Common Causes and Preventions
Some of the most common causes for ingrown toenails are actually very easy to avoid. For instance:
- Cutting your nails too short or in a curved line. This is one of the most common causes for ingrown toenails. The skin can fold over the nail or the nail may begin growing back into the skin. Try not to be overzealous with your trimming and always remember to cut them straight across rather than in a curved line.
- Stubbing your toes on that “always-in-the-way” coffee table. Trauma in general can cause ingrown toenails, from stubbing or jamming to repeated pressure like running and playing soccer. During these instances, your toes are often warm, moist and encapsulated in a bacteria-rich environment, thereby increasing your risk of infection.
- Wearing shoes and socks that are too tight, too small, and/or too short. Squeezing your feet and, consequentially, your toes is never a good idea – you may force your toenails into one or both sides of the skin, also increasing chances of infection. This is especially common with teenagers who constantly and quickly outgrow their footwear.
- You were born this way! For some people, ingrown toenails can be hereditary. If your toes are too small in comparison to your nails, or if your nails are naturally curved and/or thick, you may suffer from reoccurring ingrown toenails. That being the case, you should carefully heed all the precautionary steps above.
Tackle the Problem Yourself – Home Remedies
Although, ingrown toenails can be painful, there are some easy steps you can take at home – DIY treatments – that will most likely take care of the situation.
- Let the situation take its course. If there is no sign of serious infection – swelling, painful to the touch, oozing or foul odor, then your best option might be to just let the toenail grow naturally. Keeping in mind, of course, to not constrict the toes and to give plenty of “breathing room” (i.e.: opt for open-toe shoes and loose-fitted socks).
- Soak your feet in warm salt water.
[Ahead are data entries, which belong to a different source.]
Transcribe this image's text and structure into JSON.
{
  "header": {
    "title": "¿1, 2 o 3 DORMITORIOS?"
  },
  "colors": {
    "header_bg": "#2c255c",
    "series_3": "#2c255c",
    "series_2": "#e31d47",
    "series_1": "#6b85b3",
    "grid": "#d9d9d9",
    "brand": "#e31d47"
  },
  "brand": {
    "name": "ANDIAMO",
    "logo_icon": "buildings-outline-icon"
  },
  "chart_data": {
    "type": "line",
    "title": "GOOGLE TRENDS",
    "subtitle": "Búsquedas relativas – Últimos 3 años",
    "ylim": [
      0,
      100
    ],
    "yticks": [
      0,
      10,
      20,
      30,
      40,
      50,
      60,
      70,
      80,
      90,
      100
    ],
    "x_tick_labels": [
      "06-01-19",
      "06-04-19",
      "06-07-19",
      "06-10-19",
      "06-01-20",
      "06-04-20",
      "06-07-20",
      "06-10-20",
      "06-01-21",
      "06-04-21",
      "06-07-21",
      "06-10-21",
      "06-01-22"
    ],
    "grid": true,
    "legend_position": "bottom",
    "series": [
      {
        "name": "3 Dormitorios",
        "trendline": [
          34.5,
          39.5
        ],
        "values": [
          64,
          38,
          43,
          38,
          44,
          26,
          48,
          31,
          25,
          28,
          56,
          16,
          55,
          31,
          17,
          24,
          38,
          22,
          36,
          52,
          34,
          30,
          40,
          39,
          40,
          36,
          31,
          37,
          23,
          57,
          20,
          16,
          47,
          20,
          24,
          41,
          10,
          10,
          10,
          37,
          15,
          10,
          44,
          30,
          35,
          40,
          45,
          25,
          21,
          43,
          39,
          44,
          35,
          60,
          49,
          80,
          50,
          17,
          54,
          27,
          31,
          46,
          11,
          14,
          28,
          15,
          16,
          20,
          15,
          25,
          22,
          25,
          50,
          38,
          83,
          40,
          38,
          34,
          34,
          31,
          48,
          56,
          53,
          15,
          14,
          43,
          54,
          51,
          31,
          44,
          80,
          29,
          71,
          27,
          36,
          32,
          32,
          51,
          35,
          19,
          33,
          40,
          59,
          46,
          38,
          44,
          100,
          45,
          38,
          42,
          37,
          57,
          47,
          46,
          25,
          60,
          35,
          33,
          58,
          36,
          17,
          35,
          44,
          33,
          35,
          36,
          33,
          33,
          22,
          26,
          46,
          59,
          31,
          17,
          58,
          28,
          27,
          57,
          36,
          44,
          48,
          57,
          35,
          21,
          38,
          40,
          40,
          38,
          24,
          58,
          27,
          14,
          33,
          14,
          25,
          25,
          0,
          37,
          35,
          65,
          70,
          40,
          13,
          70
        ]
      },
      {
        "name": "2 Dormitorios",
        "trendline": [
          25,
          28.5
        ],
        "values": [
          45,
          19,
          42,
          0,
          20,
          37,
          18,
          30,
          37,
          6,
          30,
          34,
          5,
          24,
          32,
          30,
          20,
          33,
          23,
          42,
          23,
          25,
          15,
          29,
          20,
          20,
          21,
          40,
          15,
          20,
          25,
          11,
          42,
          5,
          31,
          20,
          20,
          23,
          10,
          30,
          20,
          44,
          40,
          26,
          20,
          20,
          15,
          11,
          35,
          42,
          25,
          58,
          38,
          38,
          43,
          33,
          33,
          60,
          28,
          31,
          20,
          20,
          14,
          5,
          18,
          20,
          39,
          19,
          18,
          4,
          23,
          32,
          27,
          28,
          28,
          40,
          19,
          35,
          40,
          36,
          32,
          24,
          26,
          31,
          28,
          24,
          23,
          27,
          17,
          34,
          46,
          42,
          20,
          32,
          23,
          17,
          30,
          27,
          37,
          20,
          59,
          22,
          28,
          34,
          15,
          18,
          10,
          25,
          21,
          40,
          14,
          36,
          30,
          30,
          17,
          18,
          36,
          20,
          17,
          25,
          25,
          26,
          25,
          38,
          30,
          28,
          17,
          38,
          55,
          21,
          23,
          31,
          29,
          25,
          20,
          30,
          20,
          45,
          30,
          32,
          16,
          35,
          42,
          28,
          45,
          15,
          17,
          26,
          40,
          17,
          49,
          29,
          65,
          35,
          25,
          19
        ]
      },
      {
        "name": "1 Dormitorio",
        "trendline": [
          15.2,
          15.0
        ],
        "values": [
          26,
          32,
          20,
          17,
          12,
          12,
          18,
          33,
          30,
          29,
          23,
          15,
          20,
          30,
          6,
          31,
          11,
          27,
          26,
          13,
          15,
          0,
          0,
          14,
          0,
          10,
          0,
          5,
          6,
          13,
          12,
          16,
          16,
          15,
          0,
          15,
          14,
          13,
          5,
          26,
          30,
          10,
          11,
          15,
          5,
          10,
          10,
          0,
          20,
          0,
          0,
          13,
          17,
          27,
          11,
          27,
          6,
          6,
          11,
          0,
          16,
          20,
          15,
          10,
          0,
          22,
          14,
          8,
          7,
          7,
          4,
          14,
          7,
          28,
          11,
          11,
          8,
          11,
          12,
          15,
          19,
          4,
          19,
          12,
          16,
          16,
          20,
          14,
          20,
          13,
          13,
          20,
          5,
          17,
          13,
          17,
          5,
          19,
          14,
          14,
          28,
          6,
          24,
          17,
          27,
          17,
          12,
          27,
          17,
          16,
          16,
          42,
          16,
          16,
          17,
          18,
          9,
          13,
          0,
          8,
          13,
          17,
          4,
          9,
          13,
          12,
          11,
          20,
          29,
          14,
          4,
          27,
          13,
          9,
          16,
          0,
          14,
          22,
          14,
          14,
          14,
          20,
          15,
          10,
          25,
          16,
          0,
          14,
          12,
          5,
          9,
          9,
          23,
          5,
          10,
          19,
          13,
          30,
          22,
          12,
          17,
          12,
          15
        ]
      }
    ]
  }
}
A mild soap detergent can also work just as well as salt. Just submerge your feet in the solution for a few minutes. Once done, thoroughly pat the area dry with a clean towel, apply antibiotic ointment and cover the toe with a bandage. Again, refrain from constricting the area and leave plenty of room for your toes to “breathe”.
Usually, if there is excessive swelling, pain, or discharge, the toenail is probably infected and should be examined by a podiatrist.
Never ignore symptoms of infection – when left untreated, an infected ingrown toenail can spread and result in serious damage, especially if you have diabetes or suffer from an impaired immune system.
Take Your Toes to the Office – Doctor Remedies
There is good news, however – ingrown toenails can be easily diagnosed and treated by a podiatrist if remedies at home don’t necessarily seem to be working.
Some of the treatment options available are:
- Slightly raising the nail. By doing so, your nail will be separated from the overlapping skin and is then able to grow above the edge of the skin, rather than underneath.
- Removing part of the nail. After a minor anesthetic, your podiatrist will remove the part of your nail that is causing the problem.
- Removing both nail and skin (nail bed). This procedure is done when the condition is more severe and is used to prevent the problematic nail from growing back.
- Topical medications and antibiotics may also be prescribed if determined that the toe is, indeed, infected or has potential of becoming infected.
Most visits to the physicians regarding ingrown toenails are quick, easy, and fairly painless. The treatments provided show little-to-no side effects and you will be able to resume your regular activities right away.
So, don’t let your toes run your life!